The Restrictions Roadmap provides detailed information to stakeholders on all ongoing work on future restrictions under EU chemical legislation. The Rolling List of substances will become the basis for future planning under REACH and is intended to allow companies and other stakeholders to be prepared better for potential upcoming restrictions. These restrictions will address a wider range of their uses — industrial, professional, and in consumer products. The EC will review the Restrictions Roadmap regularly and update it as necessary to maintain flexibility and its commitment to ensure progress toward protecting human health and the environment from the most harmful chemical substances. More information is available in The Acta Group’s April 29, 2022, memorandum.

By Lynn L. Bergeson

The EC updated the European Union (EU) Registration, Evaluation, Authorisation and Restriction of Chemicals (REACH) regulation on March 25, 2022, to clarify the information required by registrants of substances.

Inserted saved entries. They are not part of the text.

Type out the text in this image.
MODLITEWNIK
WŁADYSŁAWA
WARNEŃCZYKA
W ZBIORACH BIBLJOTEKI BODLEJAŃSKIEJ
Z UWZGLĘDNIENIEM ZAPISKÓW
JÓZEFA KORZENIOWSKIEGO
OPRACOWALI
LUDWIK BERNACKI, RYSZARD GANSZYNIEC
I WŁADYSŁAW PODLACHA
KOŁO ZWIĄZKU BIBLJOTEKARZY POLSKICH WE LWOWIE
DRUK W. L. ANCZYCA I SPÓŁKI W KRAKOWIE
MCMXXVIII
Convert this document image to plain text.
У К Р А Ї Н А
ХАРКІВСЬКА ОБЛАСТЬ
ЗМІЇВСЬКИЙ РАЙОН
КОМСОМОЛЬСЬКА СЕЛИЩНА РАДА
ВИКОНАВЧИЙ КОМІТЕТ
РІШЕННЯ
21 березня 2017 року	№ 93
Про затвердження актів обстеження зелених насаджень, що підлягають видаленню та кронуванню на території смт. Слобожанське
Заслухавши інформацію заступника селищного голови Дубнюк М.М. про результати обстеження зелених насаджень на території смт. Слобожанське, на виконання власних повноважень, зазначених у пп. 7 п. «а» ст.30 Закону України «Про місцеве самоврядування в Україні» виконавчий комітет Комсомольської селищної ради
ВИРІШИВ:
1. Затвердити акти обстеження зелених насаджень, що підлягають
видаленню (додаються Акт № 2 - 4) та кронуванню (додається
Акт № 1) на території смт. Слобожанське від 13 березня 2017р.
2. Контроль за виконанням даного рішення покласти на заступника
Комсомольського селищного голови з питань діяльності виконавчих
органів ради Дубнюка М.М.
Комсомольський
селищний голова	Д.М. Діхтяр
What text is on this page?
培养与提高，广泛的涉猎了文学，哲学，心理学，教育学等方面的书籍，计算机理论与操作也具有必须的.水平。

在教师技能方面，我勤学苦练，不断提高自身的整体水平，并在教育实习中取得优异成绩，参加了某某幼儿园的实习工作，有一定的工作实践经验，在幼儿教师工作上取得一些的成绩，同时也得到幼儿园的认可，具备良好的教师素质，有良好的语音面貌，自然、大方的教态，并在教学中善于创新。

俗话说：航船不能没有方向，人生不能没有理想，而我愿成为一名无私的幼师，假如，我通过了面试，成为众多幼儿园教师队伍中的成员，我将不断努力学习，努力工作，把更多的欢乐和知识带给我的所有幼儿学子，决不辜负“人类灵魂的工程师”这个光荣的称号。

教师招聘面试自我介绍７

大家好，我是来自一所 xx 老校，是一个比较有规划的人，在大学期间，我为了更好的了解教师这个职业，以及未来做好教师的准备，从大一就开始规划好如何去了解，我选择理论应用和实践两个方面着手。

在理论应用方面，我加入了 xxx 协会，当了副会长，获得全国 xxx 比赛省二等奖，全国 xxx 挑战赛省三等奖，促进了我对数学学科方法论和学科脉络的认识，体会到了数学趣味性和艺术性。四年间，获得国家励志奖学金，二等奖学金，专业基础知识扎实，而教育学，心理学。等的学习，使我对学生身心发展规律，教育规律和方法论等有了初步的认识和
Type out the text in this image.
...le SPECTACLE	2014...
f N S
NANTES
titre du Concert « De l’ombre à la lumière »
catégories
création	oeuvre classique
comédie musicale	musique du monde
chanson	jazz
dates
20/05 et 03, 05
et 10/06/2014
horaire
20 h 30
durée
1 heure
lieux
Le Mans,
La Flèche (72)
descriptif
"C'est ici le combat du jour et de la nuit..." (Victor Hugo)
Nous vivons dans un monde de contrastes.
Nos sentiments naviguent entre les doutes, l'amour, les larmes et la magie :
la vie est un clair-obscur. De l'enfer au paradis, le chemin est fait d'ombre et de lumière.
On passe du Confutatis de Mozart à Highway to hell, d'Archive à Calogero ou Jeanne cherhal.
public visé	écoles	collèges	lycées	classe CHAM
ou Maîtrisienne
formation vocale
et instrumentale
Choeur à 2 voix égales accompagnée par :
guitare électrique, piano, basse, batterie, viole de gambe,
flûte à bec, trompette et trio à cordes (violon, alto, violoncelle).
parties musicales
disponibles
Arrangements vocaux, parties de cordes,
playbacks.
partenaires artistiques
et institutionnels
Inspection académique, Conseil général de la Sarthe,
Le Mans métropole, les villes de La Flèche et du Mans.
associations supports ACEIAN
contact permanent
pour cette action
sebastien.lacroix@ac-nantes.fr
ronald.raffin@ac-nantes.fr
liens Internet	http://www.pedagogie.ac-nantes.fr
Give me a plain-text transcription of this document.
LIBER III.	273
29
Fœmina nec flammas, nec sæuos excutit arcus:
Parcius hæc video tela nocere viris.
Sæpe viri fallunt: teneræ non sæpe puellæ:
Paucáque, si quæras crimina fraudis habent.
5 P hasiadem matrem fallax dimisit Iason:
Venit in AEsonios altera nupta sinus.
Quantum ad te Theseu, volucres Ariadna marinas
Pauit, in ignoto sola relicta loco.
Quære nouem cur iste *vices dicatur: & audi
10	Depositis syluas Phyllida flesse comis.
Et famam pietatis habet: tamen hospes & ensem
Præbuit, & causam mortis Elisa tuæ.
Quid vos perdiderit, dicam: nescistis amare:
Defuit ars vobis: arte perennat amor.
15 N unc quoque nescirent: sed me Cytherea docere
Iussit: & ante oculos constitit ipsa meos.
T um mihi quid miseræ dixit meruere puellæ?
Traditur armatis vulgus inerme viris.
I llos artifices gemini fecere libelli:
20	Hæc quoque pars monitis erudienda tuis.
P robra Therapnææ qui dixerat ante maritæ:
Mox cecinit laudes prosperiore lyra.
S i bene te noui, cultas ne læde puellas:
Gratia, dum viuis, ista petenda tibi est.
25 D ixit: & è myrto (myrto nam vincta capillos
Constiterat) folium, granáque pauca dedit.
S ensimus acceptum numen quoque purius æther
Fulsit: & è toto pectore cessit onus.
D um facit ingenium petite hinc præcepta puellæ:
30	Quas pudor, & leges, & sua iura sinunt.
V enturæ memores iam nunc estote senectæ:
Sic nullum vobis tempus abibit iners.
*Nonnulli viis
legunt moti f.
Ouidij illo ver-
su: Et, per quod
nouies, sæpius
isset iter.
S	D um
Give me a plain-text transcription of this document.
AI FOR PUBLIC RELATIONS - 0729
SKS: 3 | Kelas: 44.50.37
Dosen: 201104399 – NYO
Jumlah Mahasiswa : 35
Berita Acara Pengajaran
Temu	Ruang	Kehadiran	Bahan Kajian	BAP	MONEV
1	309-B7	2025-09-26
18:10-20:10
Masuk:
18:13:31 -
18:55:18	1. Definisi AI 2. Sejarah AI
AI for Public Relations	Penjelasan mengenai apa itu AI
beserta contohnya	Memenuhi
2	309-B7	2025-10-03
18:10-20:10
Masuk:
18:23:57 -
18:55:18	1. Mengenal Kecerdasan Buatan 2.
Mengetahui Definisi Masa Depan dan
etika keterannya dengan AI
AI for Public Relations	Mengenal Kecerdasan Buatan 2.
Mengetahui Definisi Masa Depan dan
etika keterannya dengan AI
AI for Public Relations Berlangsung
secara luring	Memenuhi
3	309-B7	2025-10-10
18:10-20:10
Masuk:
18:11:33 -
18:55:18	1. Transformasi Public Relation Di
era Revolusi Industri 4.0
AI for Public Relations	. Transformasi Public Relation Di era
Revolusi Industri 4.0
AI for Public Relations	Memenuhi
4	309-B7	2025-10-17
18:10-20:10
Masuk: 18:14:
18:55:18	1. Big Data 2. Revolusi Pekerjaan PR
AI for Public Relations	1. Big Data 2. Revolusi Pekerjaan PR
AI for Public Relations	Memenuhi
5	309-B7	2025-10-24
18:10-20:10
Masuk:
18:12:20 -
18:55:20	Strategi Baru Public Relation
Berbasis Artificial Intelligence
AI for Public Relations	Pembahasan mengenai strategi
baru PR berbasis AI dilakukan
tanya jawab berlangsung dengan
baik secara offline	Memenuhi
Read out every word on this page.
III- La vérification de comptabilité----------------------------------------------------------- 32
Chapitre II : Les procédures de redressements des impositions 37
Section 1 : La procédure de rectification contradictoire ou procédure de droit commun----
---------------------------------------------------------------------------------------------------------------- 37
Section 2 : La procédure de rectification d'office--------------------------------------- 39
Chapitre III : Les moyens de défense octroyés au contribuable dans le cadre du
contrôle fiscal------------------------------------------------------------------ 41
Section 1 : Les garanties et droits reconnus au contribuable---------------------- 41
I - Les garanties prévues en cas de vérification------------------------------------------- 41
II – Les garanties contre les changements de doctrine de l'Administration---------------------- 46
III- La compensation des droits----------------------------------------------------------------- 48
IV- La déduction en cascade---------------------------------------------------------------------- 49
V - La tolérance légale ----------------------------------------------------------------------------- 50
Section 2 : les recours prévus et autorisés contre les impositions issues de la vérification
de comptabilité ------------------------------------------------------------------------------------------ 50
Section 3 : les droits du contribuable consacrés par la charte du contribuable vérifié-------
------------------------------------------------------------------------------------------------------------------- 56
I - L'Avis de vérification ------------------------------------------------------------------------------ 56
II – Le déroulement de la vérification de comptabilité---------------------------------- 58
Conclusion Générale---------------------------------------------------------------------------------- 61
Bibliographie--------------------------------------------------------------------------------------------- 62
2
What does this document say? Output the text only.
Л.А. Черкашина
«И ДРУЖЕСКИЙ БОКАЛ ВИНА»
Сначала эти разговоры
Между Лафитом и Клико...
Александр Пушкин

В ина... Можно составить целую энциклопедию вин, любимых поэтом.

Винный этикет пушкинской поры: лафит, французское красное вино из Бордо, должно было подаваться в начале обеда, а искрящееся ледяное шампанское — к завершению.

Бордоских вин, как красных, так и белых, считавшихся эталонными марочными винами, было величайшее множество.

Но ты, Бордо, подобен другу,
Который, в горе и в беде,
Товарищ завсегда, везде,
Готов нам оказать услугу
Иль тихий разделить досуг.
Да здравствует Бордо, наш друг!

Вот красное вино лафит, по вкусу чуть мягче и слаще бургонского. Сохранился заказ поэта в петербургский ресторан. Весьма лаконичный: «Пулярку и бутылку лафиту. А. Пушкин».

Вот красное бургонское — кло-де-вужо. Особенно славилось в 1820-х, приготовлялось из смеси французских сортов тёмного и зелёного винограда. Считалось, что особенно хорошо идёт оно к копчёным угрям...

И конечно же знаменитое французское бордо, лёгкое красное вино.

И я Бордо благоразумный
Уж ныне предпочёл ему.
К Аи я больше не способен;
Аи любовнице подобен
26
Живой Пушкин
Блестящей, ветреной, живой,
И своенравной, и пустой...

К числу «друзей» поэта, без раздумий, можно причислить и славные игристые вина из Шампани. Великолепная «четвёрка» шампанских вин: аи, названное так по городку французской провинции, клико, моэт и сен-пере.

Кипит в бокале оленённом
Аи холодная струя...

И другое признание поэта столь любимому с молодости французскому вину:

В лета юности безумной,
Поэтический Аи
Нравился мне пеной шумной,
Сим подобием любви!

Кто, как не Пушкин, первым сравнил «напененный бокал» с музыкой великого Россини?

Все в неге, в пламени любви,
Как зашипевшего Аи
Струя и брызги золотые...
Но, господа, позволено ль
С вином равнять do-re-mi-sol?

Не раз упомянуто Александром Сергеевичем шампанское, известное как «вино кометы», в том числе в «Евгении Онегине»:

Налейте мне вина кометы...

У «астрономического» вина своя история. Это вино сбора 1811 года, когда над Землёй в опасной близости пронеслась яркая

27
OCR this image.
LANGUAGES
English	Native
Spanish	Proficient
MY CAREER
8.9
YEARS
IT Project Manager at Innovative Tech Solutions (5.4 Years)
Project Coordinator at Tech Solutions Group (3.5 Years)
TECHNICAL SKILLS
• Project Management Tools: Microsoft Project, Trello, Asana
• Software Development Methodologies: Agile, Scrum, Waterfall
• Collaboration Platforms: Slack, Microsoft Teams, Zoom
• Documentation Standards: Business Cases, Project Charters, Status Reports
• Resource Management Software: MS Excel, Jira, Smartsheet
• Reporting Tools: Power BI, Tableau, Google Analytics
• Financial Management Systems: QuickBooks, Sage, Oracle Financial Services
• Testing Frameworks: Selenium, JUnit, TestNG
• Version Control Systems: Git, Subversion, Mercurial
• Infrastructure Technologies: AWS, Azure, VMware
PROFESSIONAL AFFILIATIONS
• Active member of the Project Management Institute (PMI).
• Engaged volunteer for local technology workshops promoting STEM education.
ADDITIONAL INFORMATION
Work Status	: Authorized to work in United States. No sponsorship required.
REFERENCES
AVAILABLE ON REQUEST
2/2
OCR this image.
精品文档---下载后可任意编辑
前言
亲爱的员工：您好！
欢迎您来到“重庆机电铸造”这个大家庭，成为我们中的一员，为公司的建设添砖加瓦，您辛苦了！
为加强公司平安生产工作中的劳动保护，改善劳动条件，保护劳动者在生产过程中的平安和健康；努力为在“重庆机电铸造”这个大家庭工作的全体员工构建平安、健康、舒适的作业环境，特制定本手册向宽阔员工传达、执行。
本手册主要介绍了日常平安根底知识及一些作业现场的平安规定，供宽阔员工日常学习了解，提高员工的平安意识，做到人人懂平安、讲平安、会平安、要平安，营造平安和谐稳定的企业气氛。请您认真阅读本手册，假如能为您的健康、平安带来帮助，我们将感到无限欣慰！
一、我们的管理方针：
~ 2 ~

Major changes include:

  • Requirements and specific rules for adaptation of:
    • In vitro and in vivo mutagenicity studies, specifying when further studies are needed based on mutagenicity concerns;
    • Reproductive toxicity studies, specifying the preferred animal species and administration routes, and clarifying the conditions triggering the need for further studies based on concerns;
    • Aquatic toxicity studies, clarifying when long-term studies must be performed instead of short-term studies or in addition to them;
    • Toxicity studies on terrestrial and sediment organisms, specifying when long-term studies are needed instead of short-term studies and clarifying that long-term testing must investigate both degradation and transformation products; and
    • Degradation and bioaccumulation studies, specifying when further testing is needed, including investigation of both degradation and transformation products.
  • The obligation for only representatives (OR) to provide details on the non-EU manufacturer they represent.
  • Substance identification information, including:
    • The requirement to describe the compositions, nanoform, or set of similar nanoforms related to information submitted to fulfill information requirements under REACH Annexes VII-X;
    • New requirements for reporting a crystal structure and for reporting compositions for substances with unknown or variable composition, complex reaction products or of biological materials (UVCB); and
    • Clarified requirements for reporting constituents, impurities, and additives, as well as for analytical information.

The changes will begin to apply from October 14, 2022. Registrants should review the updated legislation and prepare to update their dossiers.

By Lynn L. Bergeson

The European Chemicals Agency (ECHA) announced on April 6, 2022, that together with European Union (EU) member states, it has assessed a group of 148 bisphenols for risks to human health and the environment. Of these, more than 30 have been identified to have the potential for hormonal or reprotoxic effects. Some uses of these bisphenols include:

  • Anti-oxidant for processing polyvinyl chloride (PVC);
  • Epoxy resin hardeners;
  • Textile, leather, paper and board;
  • (Intermediate in) the manufacture of polymers, polymer resins, epoxy resins;
  • Paints and coatings;
  • Adhesives and sealants;
  • Lubricant and greases/functional fluids;
  • Electrical/electronic engineering ceramic boards;
  • Washing and cleaning;
  • Perfume and fragrance;
  • Plant protection products;
  • Dental sealant;
  • Polycarbonate articles;
  • Rubber products;
  • Thermal paper;
  • Rigid foam; and
  • Fuel additive.

A group restriction of the hazardous bisphenols has been proposed as the best way to manage risks. German authorities are preparing a proposal to restrict the use of bisphenol A and other bisphenols with endocrine-disrupting properties for the environment. Once this proposal is published, ECHA and the European Commission (EC) will consider any further needs for regulatory action on bisphenols.